Introduction
Machine learning, which is a subset of Artificial Intelligence (AI), has had a major influence on nearly every field you can imagine and can solve a wide variety of problems and tasks. Do you want to detect cancer better? You can train an image classifier to inspect mammograms. Do you want to communicate with people in other languages? Machine translation will help you. From ambitious projects such as self-driving cars and astronomical discoveries to fixing minor annoyances such as email spam, machine learning has taken the world by storm, and those who understand what it can do and how to build machine learning systems will be at the forefront of human advancement.
At the heart of any machine learning project is data. Many people, on first coming across the concept of machine learning, assume that it is possible to take mounds of data, shove it into a machine, and have the machine autonomously learn. But it's not so simple. Instead, machines need meticulously structured, organized, and clean data, often in huge quantities. The more data there is, the more difficult it becomes to store, process, and analyze the data, and it is therefore vital to optimize data storage at all stages of storage and usage.
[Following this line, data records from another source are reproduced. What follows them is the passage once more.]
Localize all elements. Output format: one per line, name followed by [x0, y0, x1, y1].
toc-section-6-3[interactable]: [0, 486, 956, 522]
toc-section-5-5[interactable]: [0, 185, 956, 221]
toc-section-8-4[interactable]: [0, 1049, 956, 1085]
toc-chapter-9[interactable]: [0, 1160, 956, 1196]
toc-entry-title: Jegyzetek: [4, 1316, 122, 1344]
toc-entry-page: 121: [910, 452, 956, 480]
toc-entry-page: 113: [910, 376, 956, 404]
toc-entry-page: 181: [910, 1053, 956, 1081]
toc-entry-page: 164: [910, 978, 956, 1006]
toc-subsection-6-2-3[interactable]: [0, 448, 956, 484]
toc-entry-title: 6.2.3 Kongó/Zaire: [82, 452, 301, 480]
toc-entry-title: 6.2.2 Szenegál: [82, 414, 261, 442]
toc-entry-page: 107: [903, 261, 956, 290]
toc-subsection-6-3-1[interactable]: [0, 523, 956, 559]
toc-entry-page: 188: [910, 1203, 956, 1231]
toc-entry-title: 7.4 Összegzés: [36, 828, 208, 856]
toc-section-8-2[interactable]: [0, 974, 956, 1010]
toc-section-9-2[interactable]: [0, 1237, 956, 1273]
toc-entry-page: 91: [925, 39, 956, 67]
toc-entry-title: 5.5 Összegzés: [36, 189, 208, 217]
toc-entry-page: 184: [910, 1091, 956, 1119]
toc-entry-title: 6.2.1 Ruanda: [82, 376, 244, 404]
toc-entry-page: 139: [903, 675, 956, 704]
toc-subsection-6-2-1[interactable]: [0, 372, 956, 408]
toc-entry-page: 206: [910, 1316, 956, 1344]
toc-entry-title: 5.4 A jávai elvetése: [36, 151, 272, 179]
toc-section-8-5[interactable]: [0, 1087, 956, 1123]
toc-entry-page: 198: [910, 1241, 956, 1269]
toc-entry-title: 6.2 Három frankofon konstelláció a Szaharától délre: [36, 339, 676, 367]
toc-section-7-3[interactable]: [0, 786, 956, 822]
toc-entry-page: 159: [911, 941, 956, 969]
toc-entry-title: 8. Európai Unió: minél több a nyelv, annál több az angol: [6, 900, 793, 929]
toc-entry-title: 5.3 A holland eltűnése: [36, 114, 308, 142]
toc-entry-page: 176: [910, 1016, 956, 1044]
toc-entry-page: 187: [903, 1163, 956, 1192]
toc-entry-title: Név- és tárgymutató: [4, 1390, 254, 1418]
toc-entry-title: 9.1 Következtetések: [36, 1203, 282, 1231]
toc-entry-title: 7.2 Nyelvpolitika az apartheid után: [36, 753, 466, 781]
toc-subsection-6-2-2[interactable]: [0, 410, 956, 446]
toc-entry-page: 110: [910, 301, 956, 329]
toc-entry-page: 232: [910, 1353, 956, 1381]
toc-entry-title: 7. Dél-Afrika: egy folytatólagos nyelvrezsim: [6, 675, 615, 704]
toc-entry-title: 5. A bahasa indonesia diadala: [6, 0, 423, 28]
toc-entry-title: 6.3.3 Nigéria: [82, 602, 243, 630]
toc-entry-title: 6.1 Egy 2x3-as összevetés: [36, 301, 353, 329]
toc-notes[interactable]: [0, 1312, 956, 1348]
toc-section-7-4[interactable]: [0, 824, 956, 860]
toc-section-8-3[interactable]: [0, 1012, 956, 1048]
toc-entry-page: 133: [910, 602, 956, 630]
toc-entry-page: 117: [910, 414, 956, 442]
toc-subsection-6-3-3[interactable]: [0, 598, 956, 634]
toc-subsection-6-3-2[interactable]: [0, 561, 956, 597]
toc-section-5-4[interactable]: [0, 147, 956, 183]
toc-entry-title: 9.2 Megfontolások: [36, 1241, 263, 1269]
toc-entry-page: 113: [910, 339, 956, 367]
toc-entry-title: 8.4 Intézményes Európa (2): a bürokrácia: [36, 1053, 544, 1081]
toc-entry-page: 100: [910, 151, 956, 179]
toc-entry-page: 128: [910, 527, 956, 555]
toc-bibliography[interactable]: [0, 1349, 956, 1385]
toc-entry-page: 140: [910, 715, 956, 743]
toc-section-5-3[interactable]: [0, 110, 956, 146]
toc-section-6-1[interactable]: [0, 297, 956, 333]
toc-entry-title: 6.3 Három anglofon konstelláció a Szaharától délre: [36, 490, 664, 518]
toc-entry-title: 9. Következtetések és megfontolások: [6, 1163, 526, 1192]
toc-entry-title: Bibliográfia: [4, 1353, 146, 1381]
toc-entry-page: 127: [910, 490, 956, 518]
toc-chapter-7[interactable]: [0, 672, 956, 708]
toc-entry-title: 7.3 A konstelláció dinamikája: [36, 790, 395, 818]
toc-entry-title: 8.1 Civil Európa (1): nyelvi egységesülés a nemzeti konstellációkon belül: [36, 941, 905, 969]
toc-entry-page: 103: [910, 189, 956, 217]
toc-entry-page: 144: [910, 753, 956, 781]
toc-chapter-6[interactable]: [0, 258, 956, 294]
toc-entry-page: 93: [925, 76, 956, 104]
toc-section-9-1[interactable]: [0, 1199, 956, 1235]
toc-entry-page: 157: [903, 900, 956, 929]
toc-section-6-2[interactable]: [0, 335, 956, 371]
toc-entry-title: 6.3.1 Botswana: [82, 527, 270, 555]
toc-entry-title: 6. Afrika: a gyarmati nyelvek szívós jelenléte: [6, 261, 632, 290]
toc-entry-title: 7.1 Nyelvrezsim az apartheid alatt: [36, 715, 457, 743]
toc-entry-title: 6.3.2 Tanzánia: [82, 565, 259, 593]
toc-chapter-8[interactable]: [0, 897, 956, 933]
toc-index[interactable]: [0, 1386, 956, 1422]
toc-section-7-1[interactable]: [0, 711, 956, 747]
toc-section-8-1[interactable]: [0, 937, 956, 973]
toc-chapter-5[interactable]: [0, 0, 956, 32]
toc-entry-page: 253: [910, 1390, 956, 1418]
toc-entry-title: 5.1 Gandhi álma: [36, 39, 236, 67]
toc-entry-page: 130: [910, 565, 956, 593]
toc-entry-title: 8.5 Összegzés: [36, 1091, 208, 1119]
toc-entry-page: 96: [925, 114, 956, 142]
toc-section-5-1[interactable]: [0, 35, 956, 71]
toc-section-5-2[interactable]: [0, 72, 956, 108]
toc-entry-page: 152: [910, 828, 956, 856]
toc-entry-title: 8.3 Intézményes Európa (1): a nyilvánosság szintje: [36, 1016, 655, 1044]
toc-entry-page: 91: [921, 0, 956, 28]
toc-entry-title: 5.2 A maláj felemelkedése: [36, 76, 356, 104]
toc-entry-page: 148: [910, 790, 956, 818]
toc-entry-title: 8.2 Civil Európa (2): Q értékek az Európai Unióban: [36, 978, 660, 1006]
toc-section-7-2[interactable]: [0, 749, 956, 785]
This is a problem. How can we build efficient machine learning systems that do not waste our time or resources?
This course will show you practical real-world examples of how to do exactly that. You will learn how to make your data work for you as efficiently as possible, often by example.
We assume that you are no novice at working with data and that you understand and have used various filesystems, file formats, databases, and storage solutions for digital data. In this book, we will focus specifically on data for machine learning and show how this differs from storing general-purpose data.
Machine learning comes in many different forms, but concepts from linear algebra are core to many of the most important machine learning algorithms. In classical computer science, the focus is often on data structures such as arrays, linked lists, hash tables, and trees. In machine learning, while these structures are still important, you will more often need to work with data in the form of vectors, matrices, and tensors.
Because of this focus on data structures from linear algebra, other components of storage solutions have nuances too. Some processors are optimized at the hardware level for vectorized operations. Some file formats handle this kind of data better too, and there are specialized data structures to store data in this form efficiently as well.